Web Scraping to Structured Data: Building Reliable Extraction Pipelines

· 9 min read · Data & Dashboards

Turn web pages into clean, structured data with Python — using resilient selectors, rate limiting, change detection, and robots.txt compliance for reliable extraction pipelines.

Web Scraping to Structured Data: Building Reliable Extraction Pipelines

Not every data source has an API. Price lists live on web pages. Competitor information is in HTML tables. Government statistics are published as web pages, not endpoints. When the data you need is on the web but not available through an API, scraping is the answer.

But scraping is fragile if done carelessly. A CSS class changes and your entire pipeline breaks. You hit the server too hard and get blocked. You scrape pages you are not supposed to.

This guide builds a reliable web scraping pipeline in Python. Every pattern is designed for production use — resilient selectors, polite request behaviour, change detection, and clean structured output.

Who This Is For

  • Data engineers who need to extract data from websites that do not offer APIs
  • Analysts who manually copy data from web pages into spreadsheets and want to automate it
  • Vibe coders building price trackers, lead scrapers, or competitive monitoring tools
  • Anyone who needs structured data from the web but has had scrapers break after a week

Basic Python is all you need. The guide covers HTML structure, CSS selectors, and request handling from scratch — no web development experience required.

The Scraping Pipeline

Every stage matters. Skip the robots.txt check and you risk getting banned. Skip rate limiting and you risk taking down the server. Skip validation and you get garbage data.

What You Will Need

pip install httpx beautifulsoup4 lxml pandas
  • httpx — modern HTTP client (async-capable, better than requests for scraping)
  • beautifulsoup4 — HTML parsing
  • lxml — fast HTML parser backend
  • pandas — structured data output

Step 1: Respectful Fetching

Check robots.txt First

import httpx
from urllib.parse import urljoin, urlparse
import time
import logging

logger = logging.getLogger("scraper")

class RespectfulFetcher:
    """HTTP client that respects robots.txt and rate limits."""

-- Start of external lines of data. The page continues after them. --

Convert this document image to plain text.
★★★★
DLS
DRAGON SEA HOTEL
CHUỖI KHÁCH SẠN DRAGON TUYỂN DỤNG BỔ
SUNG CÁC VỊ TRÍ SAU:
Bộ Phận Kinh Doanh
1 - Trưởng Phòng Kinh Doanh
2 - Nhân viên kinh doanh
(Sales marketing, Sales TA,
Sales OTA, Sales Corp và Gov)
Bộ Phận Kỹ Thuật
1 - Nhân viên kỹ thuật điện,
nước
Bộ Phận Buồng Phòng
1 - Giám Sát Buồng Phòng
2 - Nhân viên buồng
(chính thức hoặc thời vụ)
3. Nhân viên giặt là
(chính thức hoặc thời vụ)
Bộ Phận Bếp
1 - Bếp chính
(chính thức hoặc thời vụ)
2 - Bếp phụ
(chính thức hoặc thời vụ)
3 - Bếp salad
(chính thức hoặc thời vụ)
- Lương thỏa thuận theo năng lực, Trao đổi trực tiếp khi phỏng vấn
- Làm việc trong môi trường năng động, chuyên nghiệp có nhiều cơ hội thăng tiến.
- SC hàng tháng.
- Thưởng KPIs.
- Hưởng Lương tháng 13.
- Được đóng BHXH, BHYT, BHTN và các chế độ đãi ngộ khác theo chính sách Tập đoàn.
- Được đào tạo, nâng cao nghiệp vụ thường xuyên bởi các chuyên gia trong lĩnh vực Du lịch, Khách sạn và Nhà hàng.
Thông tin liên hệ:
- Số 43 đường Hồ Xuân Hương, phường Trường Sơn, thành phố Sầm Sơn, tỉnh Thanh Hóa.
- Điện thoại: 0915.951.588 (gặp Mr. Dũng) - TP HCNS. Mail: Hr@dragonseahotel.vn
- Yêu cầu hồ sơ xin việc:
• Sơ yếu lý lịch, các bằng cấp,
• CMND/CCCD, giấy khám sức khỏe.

    def __init__(self, base_url, requests_per_second=1.0, user_agent=None):
        self.base_url = base_url
        self.delay = 1.0 / requests_per_second
        self.last_request_time = 0
        self.user_agent = user_agent or "DataPipelineBot/1.0 ([email protected])"
        self.client = httpx.Client(
            headers={"User-Agent": self.user_agent},
            timeout=30.0,
            follow_redirects=True,
        )
        self.disallowed_paths = []
        self._load_robots()

    def _load_robots(self):
        """Parse robots.txt to find disallowed paths."""
        robots_url = urljoin(self.base_url, "/robots.txt")
        try:
            response = self.client.get(robots_url)
            if response.status_code == 200:
                current_agent_matches = False
                for line in response.text.splitlines():
                    line = line.strip()
                    if line.lower().startswith("user-agent:"):
                        agent = line.split(":", 1)[1].strip()
                        current_agent_matches = agent == "*" or agent in self.user_agent
                    elif line.lower().startswith("disallow:") and current_agent_matches:
                        path = line.split(":", 1)[1].strip()
                        if path:
                            self.disallowed_paths.append(path)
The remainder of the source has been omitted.